RRHA plans to convert the 504 existing units in Creighton Court into between 600 and 700 mixed-income units, according to RRHA’s vice president of redevelopment, Desi Wynter. Mixed-income neighborhoods include both affordable housing and market-priced units. About 200 units will be rented to families whose rent is subsidized by Project Based Vouchers, according to a Community Unit Plan adopted by the city.
According to Wynter, the only public housing residents guaranteed a home in the new development will be current tenants who have indicated to the authority that they want to return to the court after it is redeveloped. Residents also have the option to choose more immediate housing by utilizing tenant vouchers to move into private apartment complexes or by moving to another property managed by RRHA.

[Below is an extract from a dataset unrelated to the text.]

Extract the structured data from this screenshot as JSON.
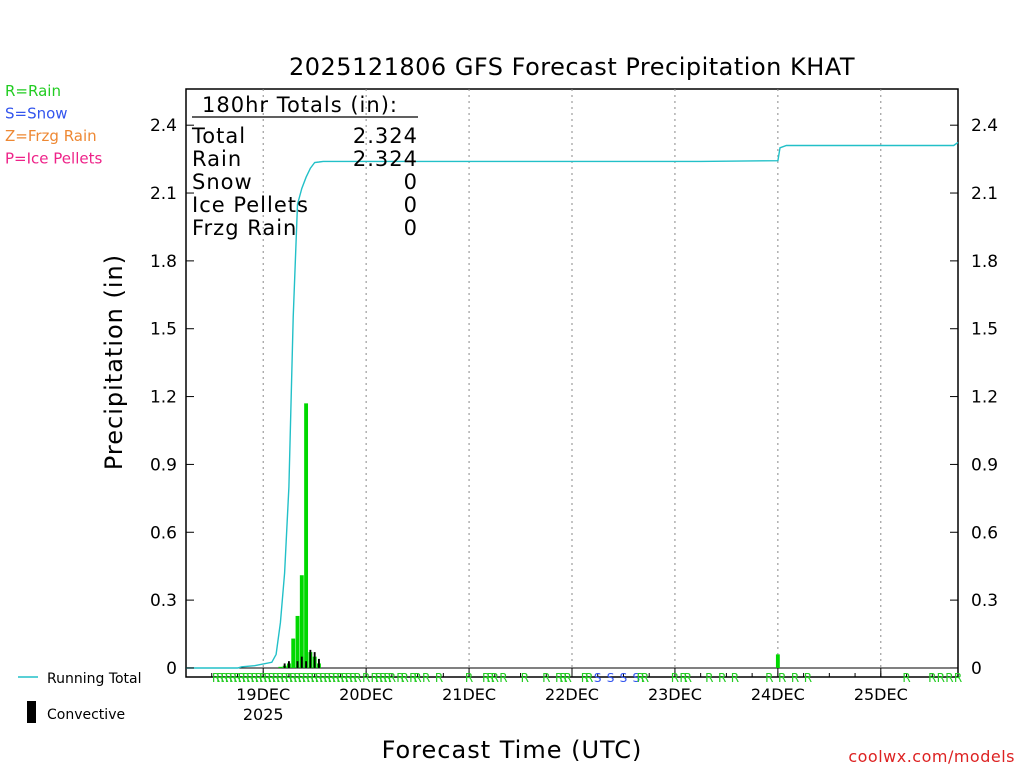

Prior to Creighton Court’s demolition, RRHA built the Armstrong Renaissance community on the former site of Armstrong High School, partially in view of the Creighton community. It contains 256 units, of which 122 are subsidized by Project Based Vouchers.
“For families that do want to return to Creighton Court, we then accommodate those amount of units for families that designate on their assessment that they would like to return,” Wynter said.
Of the families displaced by the first phase of the Creighton Court plan, Wynter said only 17 have requested to return to the neighborhood.
Bowden said it isn’t surprising that most of these tenants are reluctant to return to the neighborhood. Bowden, who after moving away from Creighton still came back regularly to support youth in the community, said the neighborhood has become unsafe and unlivable due to years of neglect by the housing authority.
“They're to blame, because they haven't been a good landlord. It's de facto demolition,” Bowden said.
At Wednesday’s ceremony, RRHA’s interim CEO, Sheila Hill-Christian, agreed that the accomodations in Creighton Court haven’t been properly maintained and argued that’s why they need to be replaced. Creighton Court was built in 1952.
“Our families deserve homes that meet current code requirements, that are not physically obsolete or beyond rehabilitation,” Hill-Christian said.
Mayor Levar Stoney and Cynthia Newbille, whose East End district on the City Council includes Creighton Court, both endorsed the project during the Wednesday ceremony.
“It will provide quality, affordable housing for families. It will provide access to resources,” Newbille said.
This plan has been described by the authority as a way to improve public housing, but according to HUD, “research shows that low-income residents who formerly lived in public housing have realized little or no economic or educational benefit from living in a new mixed-income setting.”
Thad Williamson, a University of Richmond professor and former director of the city’s Office of Sustainable Wealth Building under Mayor Dwight Jones, told VPM News that’s because it doesn’t solve the primary issues former public housing residents face.
“Deconcentrating poverty is not reducing poverty,” Williamson said. “It’s also really important to do things to build assets and wealth in place where people are."
The first 68 units built following the demolition in Creighton Court will be available for rent in less than two years, according to RRHA. Twenty-one will be subsidized by Project Based Vouchers. A 72-unit multifamily building — including 21 subsidized units — will be built following that.
The remaining units in both newly constructed buildings at Creighton will be limited to tenants who make below 60% of the Area Median Income as a part of the Low-Income Housing Tax Credit program. Currently, that means the units would be restricted to households that make less than $60,600 per year. The income restriction is guaranteed for 15 years, after which developers can seek regulatory relief to convert units into market-rate apartments.
A 2012 HUD study found that most apartments remained affordable after the 15 year period expired.